Respondents attributed their inability to create a cohesive customer journey to siloed business teams, as well as a disjointed view of customer data across systems. For example, when asked why they rated their team’s ability to create a cohesive customer journey as not very effective or not at all effective, these respondents said: 

  • “Our teams have a product approach, not a customer-centric approach, to product development and marketing.”
     – Vice president, enterprise B2C company
  • “Disparate understanding of the concept and difficulty getting out of their own channel silo to work with others to create a cohesive articulation of the journey.”
    – CMO, mid-sized B2C company
  • “No coordinated customer view or communication across product lines.”
    – Vice president, enterprise B2C company
  • “There are so many touchpoints and interactions with so many different people that it’s hard to control/manage them.”
    – CMO, mid-sized B2B company

 

B2B Understanding of the Customer Journey

B2B and B2C marketers have different understandings of the customer journey. Of the 510 B2B marketers surveyed, 37% had adopted the term “customer journey” into their overall business strategy. They define the customer journey primarily with words like customer, process, buy, experience, sale, and purchase. These words align with the B2B marketer’s priorities of generating leads and developing new business.

The following chart shows the technologies that B2B marketers find most important to and effective for creating a cohesive customer journey.

B2B marketers ranked marketing analytics, CRM tools, and content management as the most important for customer journey success; these tools were also rated among the most effective.

B2C Understanding of the Customer Journey
Forty-two percent of the 475 B2C marketers surveyed had adopted the term “customer journey” into their overall business strategy, slightly more than B2B companies’ 37%. B2C marketers’ definitions primarily centered on terms like customer, experience, brand, path, and purchase. These terms
align with the B2C marketer’s priority to increase customer satisfaction and create personalized brand experiences. 

This chart shows the technologies that B2C marketers find most important to creating a cohesive customer journey, also showing the effectiveness of these channels.

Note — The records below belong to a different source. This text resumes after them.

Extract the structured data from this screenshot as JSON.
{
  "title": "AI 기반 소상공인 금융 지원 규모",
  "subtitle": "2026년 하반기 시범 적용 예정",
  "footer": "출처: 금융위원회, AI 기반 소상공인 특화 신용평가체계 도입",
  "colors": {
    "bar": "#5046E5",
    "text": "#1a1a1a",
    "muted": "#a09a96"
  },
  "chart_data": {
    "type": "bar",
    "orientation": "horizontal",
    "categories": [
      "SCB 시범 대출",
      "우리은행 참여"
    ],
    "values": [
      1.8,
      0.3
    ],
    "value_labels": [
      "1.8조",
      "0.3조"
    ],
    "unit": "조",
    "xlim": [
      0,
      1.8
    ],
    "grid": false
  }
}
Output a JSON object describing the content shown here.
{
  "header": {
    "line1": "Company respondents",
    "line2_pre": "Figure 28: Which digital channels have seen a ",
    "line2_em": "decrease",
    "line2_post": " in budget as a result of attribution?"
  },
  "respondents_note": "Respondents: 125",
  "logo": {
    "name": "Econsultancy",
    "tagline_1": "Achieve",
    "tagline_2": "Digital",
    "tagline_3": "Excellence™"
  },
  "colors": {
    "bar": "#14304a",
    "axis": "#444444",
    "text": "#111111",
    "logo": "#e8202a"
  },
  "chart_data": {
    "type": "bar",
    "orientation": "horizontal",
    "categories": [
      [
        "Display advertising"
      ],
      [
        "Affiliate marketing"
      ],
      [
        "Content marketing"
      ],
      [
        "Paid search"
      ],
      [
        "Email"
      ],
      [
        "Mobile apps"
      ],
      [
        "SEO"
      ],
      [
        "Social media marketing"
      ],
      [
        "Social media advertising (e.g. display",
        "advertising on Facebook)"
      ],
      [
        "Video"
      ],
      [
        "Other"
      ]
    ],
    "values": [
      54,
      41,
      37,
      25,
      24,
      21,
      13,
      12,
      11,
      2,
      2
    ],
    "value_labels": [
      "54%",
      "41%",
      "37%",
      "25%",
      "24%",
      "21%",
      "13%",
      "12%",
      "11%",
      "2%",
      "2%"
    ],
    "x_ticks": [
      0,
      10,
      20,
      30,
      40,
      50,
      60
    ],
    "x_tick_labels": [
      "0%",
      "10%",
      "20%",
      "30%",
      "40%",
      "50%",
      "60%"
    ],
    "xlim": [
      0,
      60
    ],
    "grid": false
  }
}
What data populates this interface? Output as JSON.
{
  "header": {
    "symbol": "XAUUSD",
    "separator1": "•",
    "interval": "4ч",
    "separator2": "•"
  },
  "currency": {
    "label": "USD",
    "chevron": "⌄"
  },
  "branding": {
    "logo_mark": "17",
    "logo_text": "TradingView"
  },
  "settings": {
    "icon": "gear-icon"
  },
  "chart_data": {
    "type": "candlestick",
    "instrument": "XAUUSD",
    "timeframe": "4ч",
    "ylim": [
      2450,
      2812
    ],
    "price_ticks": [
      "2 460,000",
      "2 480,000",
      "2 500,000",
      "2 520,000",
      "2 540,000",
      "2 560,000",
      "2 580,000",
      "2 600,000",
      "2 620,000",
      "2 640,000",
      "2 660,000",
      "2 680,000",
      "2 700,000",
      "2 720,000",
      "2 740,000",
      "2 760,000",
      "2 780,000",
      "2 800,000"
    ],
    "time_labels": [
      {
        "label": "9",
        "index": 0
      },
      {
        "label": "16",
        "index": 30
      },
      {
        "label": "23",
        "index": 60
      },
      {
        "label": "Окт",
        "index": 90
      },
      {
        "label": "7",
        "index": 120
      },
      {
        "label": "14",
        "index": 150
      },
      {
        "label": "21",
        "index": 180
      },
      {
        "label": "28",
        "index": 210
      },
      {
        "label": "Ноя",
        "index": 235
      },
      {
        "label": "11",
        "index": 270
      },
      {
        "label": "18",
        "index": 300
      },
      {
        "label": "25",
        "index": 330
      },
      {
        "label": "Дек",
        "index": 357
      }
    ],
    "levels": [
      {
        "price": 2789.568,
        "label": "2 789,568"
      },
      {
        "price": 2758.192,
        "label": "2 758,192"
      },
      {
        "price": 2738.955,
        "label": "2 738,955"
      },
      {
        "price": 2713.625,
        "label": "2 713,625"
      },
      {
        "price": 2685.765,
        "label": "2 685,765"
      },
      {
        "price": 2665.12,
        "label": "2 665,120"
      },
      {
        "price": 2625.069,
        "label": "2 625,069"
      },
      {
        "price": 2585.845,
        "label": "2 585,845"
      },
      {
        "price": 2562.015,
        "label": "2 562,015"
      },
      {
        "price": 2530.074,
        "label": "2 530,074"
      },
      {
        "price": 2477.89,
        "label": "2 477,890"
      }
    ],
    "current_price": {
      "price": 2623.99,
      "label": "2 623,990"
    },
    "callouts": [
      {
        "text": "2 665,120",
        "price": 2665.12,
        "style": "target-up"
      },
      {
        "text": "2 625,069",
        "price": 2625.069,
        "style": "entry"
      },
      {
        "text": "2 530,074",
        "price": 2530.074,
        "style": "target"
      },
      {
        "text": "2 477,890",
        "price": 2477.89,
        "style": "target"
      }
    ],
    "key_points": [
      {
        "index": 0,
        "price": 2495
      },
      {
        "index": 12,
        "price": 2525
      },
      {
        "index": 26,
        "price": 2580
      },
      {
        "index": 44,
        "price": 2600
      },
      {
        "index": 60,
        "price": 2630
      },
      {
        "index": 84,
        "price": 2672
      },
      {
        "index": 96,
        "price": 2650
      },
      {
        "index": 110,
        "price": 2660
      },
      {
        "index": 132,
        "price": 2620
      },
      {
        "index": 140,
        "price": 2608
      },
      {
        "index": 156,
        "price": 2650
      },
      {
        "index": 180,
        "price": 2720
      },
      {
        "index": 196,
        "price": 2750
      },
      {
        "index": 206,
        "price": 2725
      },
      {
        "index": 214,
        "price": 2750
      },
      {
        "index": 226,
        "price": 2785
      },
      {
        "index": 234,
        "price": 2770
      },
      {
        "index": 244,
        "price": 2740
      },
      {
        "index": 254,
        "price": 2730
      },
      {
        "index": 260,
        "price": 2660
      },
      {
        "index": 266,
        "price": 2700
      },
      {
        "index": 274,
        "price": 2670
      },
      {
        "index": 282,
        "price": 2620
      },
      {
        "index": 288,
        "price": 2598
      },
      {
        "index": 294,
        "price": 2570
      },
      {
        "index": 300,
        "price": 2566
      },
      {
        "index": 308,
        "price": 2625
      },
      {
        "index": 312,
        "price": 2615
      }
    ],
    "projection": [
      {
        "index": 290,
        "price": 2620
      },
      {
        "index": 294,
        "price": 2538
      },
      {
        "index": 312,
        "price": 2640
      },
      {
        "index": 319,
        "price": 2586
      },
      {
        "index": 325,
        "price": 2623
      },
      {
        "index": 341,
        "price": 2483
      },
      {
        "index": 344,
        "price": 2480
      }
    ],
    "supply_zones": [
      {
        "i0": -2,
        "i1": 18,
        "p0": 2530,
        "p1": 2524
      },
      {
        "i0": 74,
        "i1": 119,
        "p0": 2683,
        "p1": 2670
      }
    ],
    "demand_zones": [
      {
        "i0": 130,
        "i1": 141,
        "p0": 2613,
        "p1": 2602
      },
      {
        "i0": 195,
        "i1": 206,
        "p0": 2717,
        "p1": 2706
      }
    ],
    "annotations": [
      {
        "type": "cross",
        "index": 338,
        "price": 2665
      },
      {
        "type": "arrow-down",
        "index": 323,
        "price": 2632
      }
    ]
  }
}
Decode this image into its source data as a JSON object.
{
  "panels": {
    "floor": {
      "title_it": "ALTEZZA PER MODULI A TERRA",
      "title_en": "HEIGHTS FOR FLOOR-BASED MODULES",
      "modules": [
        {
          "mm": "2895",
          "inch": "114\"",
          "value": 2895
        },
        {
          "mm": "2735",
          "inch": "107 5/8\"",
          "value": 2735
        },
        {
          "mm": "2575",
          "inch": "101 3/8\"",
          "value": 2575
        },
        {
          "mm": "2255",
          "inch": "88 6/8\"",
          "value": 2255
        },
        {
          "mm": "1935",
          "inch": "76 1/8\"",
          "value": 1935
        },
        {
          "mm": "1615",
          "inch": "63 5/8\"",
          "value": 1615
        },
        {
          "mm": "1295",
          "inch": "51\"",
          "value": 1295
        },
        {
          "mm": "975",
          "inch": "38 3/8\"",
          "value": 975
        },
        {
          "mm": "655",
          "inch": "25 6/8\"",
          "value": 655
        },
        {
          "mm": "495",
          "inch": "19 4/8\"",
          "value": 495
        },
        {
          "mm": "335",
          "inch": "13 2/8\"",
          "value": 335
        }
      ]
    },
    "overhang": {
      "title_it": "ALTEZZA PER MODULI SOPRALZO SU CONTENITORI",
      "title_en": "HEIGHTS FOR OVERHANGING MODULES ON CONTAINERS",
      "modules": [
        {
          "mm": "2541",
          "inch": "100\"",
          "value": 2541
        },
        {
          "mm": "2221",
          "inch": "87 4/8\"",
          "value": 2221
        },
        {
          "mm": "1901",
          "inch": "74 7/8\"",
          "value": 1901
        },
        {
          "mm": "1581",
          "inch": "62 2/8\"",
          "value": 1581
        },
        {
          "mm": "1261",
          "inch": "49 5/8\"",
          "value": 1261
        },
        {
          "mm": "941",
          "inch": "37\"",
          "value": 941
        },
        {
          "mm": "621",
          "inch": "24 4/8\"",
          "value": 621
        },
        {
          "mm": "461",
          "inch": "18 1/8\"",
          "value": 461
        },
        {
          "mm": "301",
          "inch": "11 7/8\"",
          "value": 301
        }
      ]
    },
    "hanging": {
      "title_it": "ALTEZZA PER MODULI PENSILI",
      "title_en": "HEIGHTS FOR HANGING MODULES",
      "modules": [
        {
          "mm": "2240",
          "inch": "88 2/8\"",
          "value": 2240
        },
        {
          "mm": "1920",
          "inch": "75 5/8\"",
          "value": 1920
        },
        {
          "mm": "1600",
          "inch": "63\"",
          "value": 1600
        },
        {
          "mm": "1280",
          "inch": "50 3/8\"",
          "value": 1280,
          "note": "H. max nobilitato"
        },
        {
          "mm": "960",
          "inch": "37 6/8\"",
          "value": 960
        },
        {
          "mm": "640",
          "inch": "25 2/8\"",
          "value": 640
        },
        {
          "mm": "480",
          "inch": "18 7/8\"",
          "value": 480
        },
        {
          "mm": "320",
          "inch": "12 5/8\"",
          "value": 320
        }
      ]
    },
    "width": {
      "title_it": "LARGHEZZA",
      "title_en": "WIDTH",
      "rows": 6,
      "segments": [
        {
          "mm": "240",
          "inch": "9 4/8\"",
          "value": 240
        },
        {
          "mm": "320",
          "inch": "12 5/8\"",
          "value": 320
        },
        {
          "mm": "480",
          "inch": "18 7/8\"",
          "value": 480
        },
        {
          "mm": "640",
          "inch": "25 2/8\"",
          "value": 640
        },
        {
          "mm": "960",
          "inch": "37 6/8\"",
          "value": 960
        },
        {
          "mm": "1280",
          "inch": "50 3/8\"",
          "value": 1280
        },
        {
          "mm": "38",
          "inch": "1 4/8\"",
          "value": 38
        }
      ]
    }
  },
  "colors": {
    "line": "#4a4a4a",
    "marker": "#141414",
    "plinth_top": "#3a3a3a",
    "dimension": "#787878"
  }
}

Like B2B marketers, B2C marketers also rated marketing analytics, CRM tools, and content management as highly important to creating a cohesive customer journey, but B2B and B2C marketers differed in some technologies of choice.

For example:

  • 35% of B2B marketers rated social publishing tools “very effective” in the customer journey vs. 43% of B2C marketers.
  • CRM tools were rated “very effective” by 41% of B2B marketers vs. 36% of B2C marketers.